Village Capital selects 12 startups for Finance Forward Latin America 2020 Accelerator

LatamListVillage Capital, a venture capital firm focused on early-stage startups, announced the twelve fintech startups selected to participate in the Finance Forward Latin America 2020 accelerator. The program is a collaboration between Village Capital, MetLife Foundation, PayPal, and Moody’s to support entrepreneurs building tech-enabled solutions to challenges around financial health. 

The selected startups will experience five weeks of training and mentorship focused on improving their business models and making their solutions available to those who need them most in the current economic climate. The top two-pier selected startups will be eligible to receive $50K each in grant funding, and the third to fifth best-ranked will receive $16K also in grant funding from MetLife Foundation.

“The coronavirus pandemic has had devastating financial effects on low-income populations in Latin America. Now more than ever, tech-driven innovation can be at the forefront of helping small businesses stay afloat, families manage their income, and the region embark on what is bound to be a challenging recovery,” said Daniel Cossío, Regional Manager for Village Capital Latin America. “We are excited to support these twelve startups that have innovative solutions to some of the region’s most important challenges in five different countries.”

The final cohort is composed of twelve startups from five different countries including Colombia, Mexico, Chile, Brazil, and Argentina. And over 80% of the selected startups have one or more female founders.
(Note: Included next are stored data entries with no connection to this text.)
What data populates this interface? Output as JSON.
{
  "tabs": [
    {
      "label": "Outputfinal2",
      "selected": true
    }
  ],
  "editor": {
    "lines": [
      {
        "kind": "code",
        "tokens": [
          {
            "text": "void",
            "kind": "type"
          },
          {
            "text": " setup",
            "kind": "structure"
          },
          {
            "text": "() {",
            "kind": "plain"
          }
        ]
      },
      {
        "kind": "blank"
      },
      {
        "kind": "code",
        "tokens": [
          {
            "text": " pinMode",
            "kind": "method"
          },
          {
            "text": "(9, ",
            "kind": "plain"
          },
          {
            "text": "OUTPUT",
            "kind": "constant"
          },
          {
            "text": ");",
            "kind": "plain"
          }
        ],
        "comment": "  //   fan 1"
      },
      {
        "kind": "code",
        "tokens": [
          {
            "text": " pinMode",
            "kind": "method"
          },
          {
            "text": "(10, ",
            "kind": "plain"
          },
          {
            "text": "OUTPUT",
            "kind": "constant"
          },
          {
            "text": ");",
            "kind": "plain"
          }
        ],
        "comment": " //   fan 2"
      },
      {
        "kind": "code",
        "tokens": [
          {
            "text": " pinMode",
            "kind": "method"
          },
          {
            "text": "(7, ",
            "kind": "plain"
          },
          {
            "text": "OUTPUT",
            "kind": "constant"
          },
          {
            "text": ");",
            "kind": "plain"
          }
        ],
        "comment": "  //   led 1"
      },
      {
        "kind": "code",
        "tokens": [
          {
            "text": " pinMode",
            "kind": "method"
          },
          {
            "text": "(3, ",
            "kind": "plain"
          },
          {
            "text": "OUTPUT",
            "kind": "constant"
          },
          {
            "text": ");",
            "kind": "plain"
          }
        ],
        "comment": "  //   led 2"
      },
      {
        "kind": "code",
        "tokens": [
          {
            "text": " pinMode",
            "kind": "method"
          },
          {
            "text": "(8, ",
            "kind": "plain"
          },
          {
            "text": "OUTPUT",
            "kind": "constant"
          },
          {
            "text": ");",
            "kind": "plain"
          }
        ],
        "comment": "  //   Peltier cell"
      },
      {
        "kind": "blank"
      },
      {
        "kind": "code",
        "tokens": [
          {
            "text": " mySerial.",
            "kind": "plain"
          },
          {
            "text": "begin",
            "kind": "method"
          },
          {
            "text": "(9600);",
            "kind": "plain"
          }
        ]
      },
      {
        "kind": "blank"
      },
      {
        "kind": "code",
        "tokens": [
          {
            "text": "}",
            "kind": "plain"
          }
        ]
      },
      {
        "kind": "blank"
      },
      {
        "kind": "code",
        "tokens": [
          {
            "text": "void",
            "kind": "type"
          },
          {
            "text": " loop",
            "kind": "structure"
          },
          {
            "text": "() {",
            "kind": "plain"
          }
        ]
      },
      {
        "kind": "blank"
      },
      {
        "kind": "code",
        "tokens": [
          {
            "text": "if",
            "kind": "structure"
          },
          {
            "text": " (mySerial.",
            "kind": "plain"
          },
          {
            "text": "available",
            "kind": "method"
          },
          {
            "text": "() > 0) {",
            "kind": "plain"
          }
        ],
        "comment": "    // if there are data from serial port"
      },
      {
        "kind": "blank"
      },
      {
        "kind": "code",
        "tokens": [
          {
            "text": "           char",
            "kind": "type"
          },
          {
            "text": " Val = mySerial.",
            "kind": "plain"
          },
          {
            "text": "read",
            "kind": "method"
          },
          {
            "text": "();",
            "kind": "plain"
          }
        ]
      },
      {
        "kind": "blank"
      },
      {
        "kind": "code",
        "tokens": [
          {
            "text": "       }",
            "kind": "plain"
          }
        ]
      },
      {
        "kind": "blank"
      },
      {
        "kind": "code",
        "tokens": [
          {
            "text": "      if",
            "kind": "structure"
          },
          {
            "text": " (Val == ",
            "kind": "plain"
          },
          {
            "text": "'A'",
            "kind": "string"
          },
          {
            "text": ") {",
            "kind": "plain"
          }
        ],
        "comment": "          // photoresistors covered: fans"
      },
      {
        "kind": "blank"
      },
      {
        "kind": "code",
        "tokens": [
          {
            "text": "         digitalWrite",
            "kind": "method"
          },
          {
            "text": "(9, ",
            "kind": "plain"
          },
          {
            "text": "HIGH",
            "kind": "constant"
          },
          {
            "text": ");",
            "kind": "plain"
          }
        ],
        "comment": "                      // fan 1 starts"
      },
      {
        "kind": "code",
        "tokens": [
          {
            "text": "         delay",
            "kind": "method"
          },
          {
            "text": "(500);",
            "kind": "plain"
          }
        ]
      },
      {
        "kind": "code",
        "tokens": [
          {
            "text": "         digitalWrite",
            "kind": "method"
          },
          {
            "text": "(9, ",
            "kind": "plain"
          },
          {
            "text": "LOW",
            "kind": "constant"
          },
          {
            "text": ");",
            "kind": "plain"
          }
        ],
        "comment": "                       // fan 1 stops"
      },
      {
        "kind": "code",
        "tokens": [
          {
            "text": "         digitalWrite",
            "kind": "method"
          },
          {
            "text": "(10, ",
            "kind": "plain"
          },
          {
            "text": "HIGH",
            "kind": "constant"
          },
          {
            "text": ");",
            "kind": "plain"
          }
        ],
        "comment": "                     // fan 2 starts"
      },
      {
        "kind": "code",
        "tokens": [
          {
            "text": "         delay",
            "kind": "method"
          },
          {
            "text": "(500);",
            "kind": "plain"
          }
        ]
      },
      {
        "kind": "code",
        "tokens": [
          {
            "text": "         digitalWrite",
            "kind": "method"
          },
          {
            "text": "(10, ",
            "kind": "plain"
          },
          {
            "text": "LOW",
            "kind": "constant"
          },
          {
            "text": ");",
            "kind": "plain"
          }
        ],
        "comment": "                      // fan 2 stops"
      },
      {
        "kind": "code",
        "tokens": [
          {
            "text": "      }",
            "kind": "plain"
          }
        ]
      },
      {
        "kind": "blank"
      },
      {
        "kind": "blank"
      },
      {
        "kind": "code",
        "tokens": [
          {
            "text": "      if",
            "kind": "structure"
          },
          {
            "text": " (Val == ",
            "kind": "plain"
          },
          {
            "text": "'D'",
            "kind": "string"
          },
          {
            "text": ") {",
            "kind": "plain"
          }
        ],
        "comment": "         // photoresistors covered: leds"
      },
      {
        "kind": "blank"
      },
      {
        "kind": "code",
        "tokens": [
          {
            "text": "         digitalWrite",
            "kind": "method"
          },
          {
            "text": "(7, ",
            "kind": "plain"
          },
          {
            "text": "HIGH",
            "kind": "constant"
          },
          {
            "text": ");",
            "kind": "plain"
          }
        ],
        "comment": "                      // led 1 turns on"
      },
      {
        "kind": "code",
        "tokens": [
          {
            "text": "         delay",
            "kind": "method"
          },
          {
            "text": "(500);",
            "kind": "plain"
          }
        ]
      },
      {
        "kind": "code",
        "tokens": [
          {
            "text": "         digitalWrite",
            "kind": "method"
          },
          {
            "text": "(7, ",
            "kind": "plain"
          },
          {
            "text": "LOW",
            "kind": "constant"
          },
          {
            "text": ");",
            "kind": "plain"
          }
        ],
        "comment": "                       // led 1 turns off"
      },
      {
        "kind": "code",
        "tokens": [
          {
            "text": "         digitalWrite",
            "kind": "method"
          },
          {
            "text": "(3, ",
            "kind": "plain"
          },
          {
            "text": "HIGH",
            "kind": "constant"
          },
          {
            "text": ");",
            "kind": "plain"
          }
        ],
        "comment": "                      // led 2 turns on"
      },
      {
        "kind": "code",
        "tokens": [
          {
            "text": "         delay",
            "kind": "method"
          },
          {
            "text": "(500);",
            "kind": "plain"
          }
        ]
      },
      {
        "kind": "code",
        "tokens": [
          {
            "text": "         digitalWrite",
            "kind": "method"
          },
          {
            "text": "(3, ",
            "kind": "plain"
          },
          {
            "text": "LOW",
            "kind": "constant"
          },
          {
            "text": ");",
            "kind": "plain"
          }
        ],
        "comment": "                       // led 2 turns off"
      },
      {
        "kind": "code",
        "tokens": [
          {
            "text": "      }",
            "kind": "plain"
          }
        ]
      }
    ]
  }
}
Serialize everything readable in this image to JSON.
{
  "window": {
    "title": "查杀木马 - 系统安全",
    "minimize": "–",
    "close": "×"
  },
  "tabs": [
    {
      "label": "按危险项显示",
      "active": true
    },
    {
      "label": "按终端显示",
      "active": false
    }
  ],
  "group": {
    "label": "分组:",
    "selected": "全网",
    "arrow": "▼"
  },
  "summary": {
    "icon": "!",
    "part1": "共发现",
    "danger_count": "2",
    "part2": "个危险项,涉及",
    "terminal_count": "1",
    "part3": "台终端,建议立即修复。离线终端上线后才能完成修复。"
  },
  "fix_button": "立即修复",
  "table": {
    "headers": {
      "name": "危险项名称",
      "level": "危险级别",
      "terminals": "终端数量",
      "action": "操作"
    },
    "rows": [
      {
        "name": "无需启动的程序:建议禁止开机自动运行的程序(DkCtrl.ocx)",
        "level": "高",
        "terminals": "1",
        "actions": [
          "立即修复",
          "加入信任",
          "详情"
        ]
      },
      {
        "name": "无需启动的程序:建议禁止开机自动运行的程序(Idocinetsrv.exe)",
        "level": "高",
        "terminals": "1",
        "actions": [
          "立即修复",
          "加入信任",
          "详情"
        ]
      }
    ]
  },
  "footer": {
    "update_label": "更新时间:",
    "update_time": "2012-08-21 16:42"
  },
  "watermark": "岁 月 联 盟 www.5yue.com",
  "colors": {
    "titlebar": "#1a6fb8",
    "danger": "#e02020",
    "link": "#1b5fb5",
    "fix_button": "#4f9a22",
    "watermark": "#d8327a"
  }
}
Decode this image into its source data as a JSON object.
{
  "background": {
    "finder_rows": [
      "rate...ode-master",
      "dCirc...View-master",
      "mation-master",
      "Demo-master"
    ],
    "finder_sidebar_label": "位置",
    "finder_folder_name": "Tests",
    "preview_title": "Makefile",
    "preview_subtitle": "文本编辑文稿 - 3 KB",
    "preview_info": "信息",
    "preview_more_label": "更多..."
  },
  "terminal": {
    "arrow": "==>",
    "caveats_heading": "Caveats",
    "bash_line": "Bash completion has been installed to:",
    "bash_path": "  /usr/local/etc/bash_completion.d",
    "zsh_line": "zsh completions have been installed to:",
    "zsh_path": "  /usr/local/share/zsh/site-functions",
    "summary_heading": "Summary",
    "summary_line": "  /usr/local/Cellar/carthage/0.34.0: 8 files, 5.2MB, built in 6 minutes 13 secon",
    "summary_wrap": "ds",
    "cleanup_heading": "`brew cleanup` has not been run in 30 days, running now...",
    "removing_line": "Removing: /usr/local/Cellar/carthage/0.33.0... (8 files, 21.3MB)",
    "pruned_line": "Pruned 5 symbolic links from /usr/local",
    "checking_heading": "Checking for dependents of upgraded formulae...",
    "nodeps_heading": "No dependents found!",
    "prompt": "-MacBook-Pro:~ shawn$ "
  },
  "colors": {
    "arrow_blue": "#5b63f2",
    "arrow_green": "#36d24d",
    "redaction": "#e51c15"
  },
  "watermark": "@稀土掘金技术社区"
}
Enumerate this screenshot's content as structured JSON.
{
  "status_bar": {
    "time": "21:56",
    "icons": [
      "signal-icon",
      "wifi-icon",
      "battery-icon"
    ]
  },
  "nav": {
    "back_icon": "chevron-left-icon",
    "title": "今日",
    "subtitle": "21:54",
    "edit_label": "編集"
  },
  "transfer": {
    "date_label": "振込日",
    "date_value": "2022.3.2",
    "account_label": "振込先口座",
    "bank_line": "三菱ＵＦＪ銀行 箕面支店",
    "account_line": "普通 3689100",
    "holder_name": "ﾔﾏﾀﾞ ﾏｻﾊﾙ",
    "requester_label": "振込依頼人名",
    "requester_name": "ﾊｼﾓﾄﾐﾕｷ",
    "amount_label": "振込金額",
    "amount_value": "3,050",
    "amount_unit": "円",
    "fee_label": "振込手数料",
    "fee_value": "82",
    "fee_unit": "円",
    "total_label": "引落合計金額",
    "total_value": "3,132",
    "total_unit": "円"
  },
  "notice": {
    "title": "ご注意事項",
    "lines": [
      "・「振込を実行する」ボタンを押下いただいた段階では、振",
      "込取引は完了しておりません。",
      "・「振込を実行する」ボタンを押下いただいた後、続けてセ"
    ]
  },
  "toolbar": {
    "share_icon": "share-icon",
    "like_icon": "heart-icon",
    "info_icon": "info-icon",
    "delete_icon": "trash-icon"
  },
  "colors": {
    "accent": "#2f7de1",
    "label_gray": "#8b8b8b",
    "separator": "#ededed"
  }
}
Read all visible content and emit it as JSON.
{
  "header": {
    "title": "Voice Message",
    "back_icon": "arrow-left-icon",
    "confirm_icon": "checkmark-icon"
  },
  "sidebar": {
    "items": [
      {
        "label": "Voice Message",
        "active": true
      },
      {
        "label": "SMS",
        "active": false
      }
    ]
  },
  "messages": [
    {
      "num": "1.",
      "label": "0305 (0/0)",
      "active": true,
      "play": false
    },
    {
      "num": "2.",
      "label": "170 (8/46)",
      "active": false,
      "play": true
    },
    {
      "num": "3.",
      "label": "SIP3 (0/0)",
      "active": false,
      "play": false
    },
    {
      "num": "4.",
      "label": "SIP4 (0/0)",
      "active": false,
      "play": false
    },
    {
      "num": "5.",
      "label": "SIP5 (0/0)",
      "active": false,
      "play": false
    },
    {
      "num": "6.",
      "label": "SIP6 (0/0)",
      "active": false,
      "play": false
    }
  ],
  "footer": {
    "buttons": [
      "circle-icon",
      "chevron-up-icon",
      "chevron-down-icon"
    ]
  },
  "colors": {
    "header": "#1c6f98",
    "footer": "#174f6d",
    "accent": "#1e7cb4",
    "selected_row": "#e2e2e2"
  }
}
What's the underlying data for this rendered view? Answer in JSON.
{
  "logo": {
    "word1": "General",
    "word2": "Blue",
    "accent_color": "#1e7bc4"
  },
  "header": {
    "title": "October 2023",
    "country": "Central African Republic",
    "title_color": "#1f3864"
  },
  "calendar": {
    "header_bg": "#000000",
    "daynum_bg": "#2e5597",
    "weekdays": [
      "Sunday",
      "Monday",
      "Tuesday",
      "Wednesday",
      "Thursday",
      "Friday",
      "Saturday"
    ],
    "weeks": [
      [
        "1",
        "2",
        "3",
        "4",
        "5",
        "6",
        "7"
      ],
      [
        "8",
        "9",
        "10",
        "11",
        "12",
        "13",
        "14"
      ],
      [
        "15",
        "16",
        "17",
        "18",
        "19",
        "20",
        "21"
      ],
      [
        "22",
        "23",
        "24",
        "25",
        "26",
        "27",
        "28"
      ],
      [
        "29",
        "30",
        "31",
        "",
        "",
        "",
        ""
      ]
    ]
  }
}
Here are the twelve selected startups for the 2020 cohort of Finance Forward Latin America:

  1. Akredito (Brazil) pays, consolidates, and refinances all debts of a defaulter whose registration at credit bureaus prevents him/her from getting a job, requesting another credit, and more.
  1. Aplazo (Mexico) allows consumers in Mexico to split e-commerce purchases in equal biweekly installments without needing a credit card and avoiding the debt trap.
  1. CIGE Mexico (Mexico) offers an AI solution that guarantees entrepreneurs advisory to manage their business, as 80% of the SMEs in Latin America go into bankruptcy within the first two years of operations.
  1. Creci (Colombia) furthers financial inclusion and social impact goals by providing credit facilities to MSMEs that are furthering at least one of the United Nations’ Sustainable Development Goals. Through a simple and easy-to-use online tool, Creci helps its clients identify and report their impact, with the goal of capturing and profiling impact statistics across its portfolio to better attract capital resources for SMEs furthering social impact.
  1. Corresponsales Digitales Imix (Colombia) enables small local businesses to become a banking correspondent, by turning the business owners into banking services providers and allowing financial institutions to have a wider reach at a lower cost.
  1. DRUBER / ZIZU (Argentina) is a card-to-card remittance service for Argentine families that allows them to control the remittances issued in other countries, and to give families the security of an income, using the least amount of cash transactions possible.
  1. Factcil (Colombia) seeks to provide liquidity with factoring services to all those self-employed or freelancers. Because of the lack of job stability in people’s profiles, it is often difficult to find entities that can give them the needed resources to be financially healthy.
  1. Finerio (Mexico) helps fintechs, banks, and financial institutions update their services and process their data into useful insights for catalyzing their clients’ financial wellbeing.
  1. Fundefir (Colombia) gives the unbanked individuals the opportunity to access credits, insurance and other wellbeing services. Its goal is to promote financial services in segments that are used to instruments such as ROSCAs (Rotating Saving and Credit Associations) and to provide a benefit on its digitization.
  1. Nilus (Argentina) rescues healthy food that would otherwise be thrown away and delivers it to low-income neighbors, at discounted prices. 
  1. Quipu Market (Colombia) is an e-commerce marketplace for informal micro-businesses to buy and sell locally without cash and using a community token system.
  1. U-Zave (Chile) helps Latin America save for the future (as 56% of them do not do so), through a platform where a percentage of every purchase they make is collected within a mutual fund.